The divine auctioneer cries, “What am I bid for this prized treasure? Who will bid? What is your offer?” And the broken, crushed, suppliant, the child of God, falls at the foot of the Cross and says, “Everything I have…take it Lord, it’s yours!”

For we know that it is blood itself in which lies the life of all flesh.

From dust were we raised, but our life is manifest in the divine DNA of the blood God Himself placed within our veins and the breath He breathed into us. Thereby, we live as His creation and to serve Him through the template of our lives and in true, loving, worship.

Having poured out the precious blood of atonement upon us from Himself, He both immersed us in the Holy Spirit and simultaneously washed us clean of all sin.

Centuries of sacrifices performed under the Mosaic Law and its rituals and the sacrificial death of hundreds of thousands of beasts failed to achieve that.

Caiaphas, High Priest in that year of fulfilled prophesy, inadvertently summed it up, but for the wrong reasons, as the Sanhedrin argued the question of execution.

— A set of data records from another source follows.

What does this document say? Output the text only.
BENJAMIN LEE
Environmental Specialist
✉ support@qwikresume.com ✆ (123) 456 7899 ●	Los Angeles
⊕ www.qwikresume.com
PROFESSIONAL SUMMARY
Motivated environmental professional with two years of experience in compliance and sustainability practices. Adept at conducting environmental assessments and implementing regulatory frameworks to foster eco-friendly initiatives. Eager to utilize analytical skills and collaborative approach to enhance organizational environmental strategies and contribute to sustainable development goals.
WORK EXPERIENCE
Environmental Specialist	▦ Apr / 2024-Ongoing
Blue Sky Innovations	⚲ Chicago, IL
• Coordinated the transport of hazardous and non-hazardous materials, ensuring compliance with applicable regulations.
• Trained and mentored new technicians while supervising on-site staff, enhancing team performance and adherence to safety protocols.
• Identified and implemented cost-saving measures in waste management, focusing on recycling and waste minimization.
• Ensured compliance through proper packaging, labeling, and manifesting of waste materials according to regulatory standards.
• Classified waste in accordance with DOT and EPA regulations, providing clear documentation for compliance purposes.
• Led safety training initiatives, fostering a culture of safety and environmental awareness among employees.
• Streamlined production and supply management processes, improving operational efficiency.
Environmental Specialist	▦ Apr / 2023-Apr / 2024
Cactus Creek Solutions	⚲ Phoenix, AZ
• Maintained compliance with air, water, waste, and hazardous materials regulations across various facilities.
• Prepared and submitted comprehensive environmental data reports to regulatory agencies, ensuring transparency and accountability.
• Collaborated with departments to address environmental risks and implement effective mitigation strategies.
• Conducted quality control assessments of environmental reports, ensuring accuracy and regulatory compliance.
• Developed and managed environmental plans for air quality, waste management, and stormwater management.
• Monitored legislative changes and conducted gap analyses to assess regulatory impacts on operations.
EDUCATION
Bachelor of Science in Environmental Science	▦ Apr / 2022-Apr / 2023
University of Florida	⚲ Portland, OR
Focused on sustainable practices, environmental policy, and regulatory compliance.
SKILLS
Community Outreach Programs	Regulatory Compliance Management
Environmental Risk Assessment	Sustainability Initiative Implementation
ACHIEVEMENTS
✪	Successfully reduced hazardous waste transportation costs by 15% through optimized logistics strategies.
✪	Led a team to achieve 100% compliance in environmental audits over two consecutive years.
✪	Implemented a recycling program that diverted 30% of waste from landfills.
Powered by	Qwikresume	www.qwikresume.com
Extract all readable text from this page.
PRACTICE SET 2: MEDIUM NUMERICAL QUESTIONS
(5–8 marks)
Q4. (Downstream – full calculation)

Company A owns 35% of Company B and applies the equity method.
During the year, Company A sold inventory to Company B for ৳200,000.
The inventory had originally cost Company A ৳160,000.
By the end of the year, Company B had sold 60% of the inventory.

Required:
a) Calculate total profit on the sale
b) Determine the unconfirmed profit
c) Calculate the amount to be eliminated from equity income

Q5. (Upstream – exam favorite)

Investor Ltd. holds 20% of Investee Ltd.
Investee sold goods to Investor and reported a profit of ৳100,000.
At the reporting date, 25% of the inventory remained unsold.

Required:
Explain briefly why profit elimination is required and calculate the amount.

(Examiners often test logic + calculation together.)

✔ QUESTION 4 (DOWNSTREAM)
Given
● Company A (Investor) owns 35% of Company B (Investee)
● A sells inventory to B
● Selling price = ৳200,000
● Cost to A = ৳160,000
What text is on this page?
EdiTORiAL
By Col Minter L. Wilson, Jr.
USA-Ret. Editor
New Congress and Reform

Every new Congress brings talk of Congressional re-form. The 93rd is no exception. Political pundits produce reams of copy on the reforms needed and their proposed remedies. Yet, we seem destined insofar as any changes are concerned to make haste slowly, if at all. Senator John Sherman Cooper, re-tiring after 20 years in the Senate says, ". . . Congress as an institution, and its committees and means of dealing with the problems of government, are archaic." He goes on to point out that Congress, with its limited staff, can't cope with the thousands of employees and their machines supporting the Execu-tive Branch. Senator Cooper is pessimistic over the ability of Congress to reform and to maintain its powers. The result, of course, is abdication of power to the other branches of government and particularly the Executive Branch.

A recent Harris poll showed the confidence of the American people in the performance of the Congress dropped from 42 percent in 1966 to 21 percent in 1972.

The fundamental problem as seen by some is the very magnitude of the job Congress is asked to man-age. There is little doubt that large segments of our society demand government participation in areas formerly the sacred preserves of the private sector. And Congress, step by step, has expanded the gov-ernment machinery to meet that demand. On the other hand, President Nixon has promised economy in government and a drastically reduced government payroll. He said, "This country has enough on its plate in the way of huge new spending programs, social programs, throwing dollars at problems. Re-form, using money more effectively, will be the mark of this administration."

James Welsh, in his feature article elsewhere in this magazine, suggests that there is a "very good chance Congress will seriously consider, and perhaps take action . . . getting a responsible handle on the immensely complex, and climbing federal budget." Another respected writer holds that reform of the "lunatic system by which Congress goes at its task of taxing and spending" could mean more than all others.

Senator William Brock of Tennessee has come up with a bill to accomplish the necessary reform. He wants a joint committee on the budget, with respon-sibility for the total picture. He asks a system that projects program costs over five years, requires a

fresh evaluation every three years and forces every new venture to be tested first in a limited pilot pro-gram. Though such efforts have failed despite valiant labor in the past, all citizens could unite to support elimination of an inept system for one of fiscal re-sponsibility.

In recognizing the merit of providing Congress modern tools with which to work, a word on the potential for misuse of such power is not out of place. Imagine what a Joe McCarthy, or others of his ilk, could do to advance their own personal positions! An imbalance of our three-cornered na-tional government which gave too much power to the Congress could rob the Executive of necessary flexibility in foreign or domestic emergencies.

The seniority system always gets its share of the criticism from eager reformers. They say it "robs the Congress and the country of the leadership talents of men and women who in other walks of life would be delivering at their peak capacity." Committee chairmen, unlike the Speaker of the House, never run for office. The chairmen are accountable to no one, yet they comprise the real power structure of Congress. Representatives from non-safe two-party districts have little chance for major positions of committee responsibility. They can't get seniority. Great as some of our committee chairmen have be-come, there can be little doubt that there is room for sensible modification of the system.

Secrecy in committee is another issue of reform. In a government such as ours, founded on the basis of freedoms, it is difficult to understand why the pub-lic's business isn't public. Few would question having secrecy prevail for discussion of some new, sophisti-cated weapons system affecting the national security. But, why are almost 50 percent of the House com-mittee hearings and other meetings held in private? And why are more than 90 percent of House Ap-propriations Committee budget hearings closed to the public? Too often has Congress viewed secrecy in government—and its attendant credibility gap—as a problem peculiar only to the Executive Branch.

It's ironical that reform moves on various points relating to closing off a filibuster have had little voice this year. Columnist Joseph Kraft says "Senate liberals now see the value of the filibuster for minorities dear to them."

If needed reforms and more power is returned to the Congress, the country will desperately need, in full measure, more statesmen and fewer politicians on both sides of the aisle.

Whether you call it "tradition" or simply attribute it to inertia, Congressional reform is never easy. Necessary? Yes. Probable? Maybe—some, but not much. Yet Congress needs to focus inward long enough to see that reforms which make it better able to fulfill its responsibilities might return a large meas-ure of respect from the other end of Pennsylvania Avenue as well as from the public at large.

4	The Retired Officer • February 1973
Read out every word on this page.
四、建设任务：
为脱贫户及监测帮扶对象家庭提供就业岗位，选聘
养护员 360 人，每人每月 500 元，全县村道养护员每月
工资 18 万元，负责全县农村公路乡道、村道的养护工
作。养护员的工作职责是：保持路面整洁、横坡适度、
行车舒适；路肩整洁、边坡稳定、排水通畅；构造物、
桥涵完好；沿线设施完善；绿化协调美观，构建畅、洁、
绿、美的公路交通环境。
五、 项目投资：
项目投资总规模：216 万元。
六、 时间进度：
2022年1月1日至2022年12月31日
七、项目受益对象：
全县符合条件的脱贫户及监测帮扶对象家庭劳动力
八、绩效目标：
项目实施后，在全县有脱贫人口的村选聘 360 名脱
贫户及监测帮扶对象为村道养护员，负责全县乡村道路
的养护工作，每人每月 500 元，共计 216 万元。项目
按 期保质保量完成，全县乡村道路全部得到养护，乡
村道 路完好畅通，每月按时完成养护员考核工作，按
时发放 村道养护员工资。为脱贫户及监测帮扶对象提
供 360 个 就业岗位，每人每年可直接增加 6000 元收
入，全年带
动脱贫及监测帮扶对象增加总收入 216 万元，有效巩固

I like the translation from the complete Jewish Bible.

John 11:50 “You don’t see that it’s better for you if one man dies on behalf of the people, so that the whole nation won’t be destroyed.” (We know this is statement of fact because followers of Jesus were amongst members of the Sanhedrin.)

Any claim we might have of ‘goodness’ as saved sheep lies in and only from that anointing. It has washed us clean because we have believed in and upon it. Only this confirms our wish to serve God and, in repentance, do our best to turn our fallen lives around whilst we draw breath. ‘This, our Wedding Ceremony.’ And thereby, ‘we plight thee our troth.’

In this also lies our ‘goodness.’

Your loving brother,


PS: I was not looking to get into this so deeply. And as I wrote I was thinking of what Jesus said to the apostles, “Suffer little children to come unto me for such is the kingdom of Heaven!”